阿寒のホテルにお願いして武四郎が紹介している阿寒の食材を使った「武四郎御膳」を出していただいた。

▶一行はヲタノシケ( ota-noshke砂浜の・中央)の海岸から大楽毛川沿いに西進する。大楽毛は表音あて字の珍名だが、現在、この河口海岸は厳冬期にジュエリーアイスを見ることのできる穴場観光スポットでもある。大楽毛川は河口手前で阿寒川に合流する支流だが、国道240号と釧路空港のある丘陵地の間を流れていて国道からは目につかない。久摺日誌には川沿いのトクシツナイというところで野宿したことになっているが、戊午日誌の方にはその記述はない。馬を連れて湿地帯を流れる大楽毛川を渡渉する大変さが記されている。現在、変電所があるウエンベツ川を越え、阿寒川からその支流である舌辛川沿いに阿寒湖に向かう一行であったが…。この時、武四郎は江戸で吹き荒れる「安政の大獄」の激動を察知していたのだろうか。

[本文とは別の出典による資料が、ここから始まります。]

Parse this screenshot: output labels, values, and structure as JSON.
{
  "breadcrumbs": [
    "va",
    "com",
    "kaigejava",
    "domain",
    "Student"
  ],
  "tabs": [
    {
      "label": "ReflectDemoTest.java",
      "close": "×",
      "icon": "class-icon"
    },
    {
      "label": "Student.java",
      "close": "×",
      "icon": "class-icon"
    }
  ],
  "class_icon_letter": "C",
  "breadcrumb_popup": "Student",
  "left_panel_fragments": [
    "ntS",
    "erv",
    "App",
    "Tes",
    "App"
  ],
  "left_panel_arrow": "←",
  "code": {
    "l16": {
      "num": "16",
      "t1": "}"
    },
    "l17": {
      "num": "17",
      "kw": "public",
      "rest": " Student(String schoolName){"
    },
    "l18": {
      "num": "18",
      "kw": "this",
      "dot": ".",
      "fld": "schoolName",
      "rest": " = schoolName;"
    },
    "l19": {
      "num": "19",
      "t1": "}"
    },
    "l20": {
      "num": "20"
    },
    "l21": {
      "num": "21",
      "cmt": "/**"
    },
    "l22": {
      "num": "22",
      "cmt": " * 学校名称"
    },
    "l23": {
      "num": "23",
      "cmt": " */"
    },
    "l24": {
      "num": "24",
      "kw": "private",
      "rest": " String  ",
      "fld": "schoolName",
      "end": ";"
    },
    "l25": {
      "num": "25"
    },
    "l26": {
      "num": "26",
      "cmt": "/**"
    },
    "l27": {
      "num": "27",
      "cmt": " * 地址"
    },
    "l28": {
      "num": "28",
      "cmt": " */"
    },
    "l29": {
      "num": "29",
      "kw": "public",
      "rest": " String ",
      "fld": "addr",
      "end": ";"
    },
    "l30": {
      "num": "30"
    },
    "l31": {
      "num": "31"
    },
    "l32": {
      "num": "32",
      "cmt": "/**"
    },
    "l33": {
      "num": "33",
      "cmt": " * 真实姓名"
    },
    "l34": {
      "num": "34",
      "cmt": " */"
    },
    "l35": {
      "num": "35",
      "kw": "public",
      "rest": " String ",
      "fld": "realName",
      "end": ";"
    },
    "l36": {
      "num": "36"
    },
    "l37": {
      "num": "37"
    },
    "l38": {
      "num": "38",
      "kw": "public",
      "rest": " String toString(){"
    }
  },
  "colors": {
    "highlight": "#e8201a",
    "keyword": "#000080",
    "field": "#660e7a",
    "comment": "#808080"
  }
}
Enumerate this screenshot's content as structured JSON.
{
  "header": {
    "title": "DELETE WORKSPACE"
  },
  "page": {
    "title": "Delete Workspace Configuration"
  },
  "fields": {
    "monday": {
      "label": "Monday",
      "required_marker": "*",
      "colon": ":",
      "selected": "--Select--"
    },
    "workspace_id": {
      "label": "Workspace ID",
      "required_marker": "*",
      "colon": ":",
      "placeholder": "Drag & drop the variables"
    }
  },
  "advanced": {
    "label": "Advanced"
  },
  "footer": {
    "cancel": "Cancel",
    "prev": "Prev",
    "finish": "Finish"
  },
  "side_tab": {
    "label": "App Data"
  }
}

大楽毛海岸のジュエリーアイス。現在の阿寒川はここに流れ出ている。


▶近世釧路の黎明期を支えたのは漁業だが、明治以降はこれに周辺の森林や鉱物資源等が加わり、釧路港は原木などの搬出輸出港として機能拡充が進む。「マグロの釧路か、釧路のマグロか」「木処くしろ」と謳われた大正・昭和初期を経て、戦前から戦後、釧路の発展を牽引した三大基幹産業である〈水産・製紙・石炭〉の時代が長く続いたが、200海里漁獲規制や木材・石炭など資源依存型産業の退潮に押し出されるように〈観光〉がこれにとって変わった。
後背地に広がる釧路湿原や多様な自然の魅力をもった道東の観光が、物流インフラである港湾運輸とともに、新たな時代を支える基幹産業となった。
▶その転換期は個人的には西港第4ふ頭が供用され、外貿コンテナ船が韓国釜山港と定期航路として結ばれた21世紀初頭(2002年頃)を境とするようにおもう。国際的に人と物の地域間交流が本格化した。
なぜ、個人的かというと1973年から2014年まで42年間、釧路市役所で勤めたボクの職場は、新富士に出来た中央卸売市場を皮切りに、日本一の水揚げに湧いた魚揚場勤務。市の道路と河川を管理する道路管理課から埠頭造成盛んな港湾部勤務を経て、21世紀から観光部門の仕事に就き、阿寒湖温泉が最後の勤務地となった。
振り返ると釧路市の栄枯盛衰の現場で歩んできた役所勤務であった。
そして、郷土釧路や武四郎一行の歩みの道筋と少なからず重なる〈個人史〉でもあると実感するのである。(終り)

「釧路港修築碑」開国論者であった大老・井伊直弼の出身である彦根藩(滋賀県)の末裔が建立。当初、琵琶湖を模して春採湖畔にあったが、現在は米町公園に移された。